La notizia viene battuta dalle agenzie poco prima dell'inizio dell'intervento di Giuseppe Conte all'assemblea congiunta dei parlamentari. Ci sono i cinque nomi della squadra del M5s del futuro. Sono tutti vicinissimi al leader. Dentro, come ampiamente previsto, la senatrice Paola Taverna, che sarà vicepresidente vicaria. L'altra donna prescelta è Alessandra Todde, viceministra al Mise. Confermate le indiscrezioni sull'ex sottosegretario a Palazzo Chigi Mario Turco e sul vicecapogruppo alla Camera Riccardo Ricciardi, un altro contiano di ferro. La new entry è Michele Gubitosa, un nome che pure era circolato nelle scorse settimane, deputato, imprenditore, ex presidente dell'Avellino Calcio, pupillo di Carlo Sibilia. Come suggerito dai rumors della mattinata, resta fuori l'ex ministra dell'Istruzione Lucia Azzolina. Escluso dal gruppo dei cinque vicepresidenti anche Alfonso Bonafede, il «talent scout» che ha scoperto l'avvocato di Volturara. Bonafede e Azzolina se la giocheranno per il posto di capogruppo alla Camera. Dopo gli scontri delle ultime 24 ore, si è deciso di anticipare di soli quindici giorni la fine del mandato dell'uscente Davide Crippa, quindi si voterà a metà dicembre.

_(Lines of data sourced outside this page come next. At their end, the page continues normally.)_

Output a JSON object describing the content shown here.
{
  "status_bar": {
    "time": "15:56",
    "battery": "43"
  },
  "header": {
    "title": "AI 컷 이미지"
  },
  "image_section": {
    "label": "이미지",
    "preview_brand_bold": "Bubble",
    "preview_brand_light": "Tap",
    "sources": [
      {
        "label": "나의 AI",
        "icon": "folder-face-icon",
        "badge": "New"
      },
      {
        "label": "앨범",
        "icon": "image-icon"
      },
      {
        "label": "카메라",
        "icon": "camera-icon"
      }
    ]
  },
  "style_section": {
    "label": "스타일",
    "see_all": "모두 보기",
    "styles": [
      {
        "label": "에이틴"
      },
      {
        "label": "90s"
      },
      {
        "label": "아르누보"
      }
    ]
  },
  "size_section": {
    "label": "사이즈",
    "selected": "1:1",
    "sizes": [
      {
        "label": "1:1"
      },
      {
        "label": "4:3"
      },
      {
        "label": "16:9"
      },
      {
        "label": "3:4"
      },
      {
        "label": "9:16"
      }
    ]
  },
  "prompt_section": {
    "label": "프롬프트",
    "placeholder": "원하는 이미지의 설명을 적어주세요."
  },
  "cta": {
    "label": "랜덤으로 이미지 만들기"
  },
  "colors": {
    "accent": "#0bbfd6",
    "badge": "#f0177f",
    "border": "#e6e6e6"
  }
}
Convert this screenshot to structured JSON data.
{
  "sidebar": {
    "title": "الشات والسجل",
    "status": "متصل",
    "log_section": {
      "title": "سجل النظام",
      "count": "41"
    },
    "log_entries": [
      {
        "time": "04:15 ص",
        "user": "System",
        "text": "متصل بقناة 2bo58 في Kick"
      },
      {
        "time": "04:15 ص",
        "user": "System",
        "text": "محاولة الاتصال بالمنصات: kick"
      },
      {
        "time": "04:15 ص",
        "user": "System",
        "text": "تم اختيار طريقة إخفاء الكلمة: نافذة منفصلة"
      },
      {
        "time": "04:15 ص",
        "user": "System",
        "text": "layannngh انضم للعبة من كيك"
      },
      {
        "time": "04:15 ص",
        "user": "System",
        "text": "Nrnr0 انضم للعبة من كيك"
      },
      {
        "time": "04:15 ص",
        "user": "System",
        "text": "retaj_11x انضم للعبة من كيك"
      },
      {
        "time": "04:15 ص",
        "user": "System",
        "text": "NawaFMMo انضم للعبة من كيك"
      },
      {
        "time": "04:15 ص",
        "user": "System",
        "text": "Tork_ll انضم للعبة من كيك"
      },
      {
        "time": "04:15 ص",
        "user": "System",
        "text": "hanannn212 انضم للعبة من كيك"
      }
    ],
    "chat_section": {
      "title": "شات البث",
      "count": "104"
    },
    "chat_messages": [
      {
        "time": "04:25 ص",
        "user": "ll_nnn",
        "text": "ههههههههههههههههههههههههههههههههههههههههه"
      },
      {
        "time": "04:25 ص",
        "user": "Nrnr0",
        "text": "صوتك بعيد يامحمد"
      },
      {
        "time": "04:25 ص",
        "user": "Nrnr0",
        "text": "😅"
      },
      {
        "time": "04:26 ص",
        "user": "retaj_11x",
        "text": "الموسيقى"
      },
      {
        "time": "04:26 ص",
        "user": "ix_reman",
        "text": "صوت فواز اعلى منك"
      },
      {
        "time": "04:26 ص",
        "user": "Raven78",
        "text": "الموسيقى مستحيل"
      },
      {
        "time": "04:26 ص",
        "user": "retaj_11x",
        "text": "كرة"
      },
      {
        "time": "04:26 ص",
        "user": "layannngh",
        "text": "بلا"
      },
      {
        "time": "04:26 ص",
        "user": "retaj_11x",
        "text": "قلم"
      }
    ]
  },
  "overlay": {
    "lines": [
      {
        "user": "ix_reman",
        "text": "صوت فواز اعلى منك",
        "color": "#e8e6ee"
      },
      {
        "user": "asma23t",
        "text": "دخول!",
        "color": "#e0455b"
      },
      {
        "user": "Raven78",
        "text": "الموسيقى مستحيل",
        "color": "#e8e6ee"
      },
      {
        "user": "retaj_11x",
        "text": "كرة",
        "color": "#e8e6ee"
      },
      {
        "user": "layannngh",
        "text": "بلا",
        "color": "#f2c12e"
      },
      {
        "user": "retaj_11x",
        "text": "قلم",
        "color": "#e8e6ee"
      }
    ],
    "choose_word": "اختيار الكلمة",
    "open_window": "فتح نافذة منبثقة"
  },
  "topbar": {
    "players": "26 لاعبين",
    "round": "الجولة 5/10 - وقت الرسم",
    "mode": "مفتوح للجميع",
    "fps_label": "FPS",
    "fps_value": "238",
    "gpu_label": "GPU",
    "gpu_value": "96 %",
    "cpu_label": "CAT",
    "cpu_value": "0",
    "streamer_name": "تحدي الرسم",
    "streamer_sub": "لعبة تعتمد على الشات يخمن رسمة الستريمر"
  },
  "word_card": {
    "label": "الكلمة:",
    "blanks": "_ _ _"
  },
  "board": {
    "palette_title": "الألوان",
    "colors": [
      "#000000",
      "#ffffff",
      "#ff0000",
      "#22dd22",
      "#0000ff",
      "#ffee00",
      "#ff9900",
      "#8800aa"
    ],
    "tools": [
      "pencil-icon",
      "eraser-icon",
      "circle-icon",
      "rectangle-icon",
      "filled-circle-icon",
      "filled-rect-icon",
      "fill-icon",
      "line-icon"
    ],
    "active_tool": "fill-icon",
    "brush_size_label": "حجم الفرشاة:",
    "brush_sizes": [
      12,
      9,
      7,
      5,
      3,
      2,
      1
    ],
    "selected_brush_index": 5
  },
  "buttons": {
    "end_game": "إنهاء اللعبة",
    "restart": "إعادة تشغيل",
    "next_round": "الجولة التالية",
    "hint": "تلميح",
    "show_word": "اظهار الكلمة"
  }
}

Il clima, però, resta irrespirabile. Metà degli eletti non si presenta all'assemblea congiunta. Moltissimi parlamentari che si erano già registrati per partecipare, cancellano il proprio nome dopo l'annuncio della trasmissione in streaming dell'intervento di Conte. Ma neanche la diretta sui social funziona. «No signal», è il messaggio che compare mentre si interrompono le frasi del leader. Ed è la metafora di un Movimento allo sbando. Come sempre, come non mai. «Per me questa segreteria la può pure bruciare», ci dice un deputato mentre prova - inutilmente - a seguire Conte da casa. Chiediamo a un parlamentare presente un commento sul discorso del presidente del M5s. «Non ti stai perdendo nulla, una roba piena di frasi fatte scritte da Rocco (Casalino, ndr)», la risposta. «Non si è mai vista una segreteria tutta super allineata, non ha idea di cosa scatenerà», si sfoga un'altra fonte pentastellata. Il professore parte con l'autocritica sui risultati delle amministrative. «Non possiamo assolverci». E ancora: «A Roma e Torino siamo stati spettatori e di certo questa è una delusione». Invita a non cercare responsabilità individuali. «No alla caccia ai singoli a cui addossare il marchio dei colpevoli», spiega alla platea puntellata di banchi vuoti. L'ex premier anticipa le critiche. «Non è tempo di lamentele, del piangerci addosso, vedo trasparire manifestazioni di insofferenza».
Tra un attacco a Matteo Renzi e uno a Carlo Calenda («nessuno di noi si è mai dichiarato disponibile ad averti come alleato») Conte a dispetto dell'autocritica dice di aver vinto ai ballottaggi «12 partite su 18» e trova il tempo di porgere l'altra guancia a No Pass e No Vax: «Seguiamo la via della scienza, ma questo non cambia la nostra capacità di ascolto delle voci fuori dal coro». Dura la replica dell'ex ministro Vincenzo Spadafora: «L'effetto della tua leadership non è stato percepito alle Comunali. Ora dicci se vuoi andare al voto dopo l'elezione del capo dello Stato».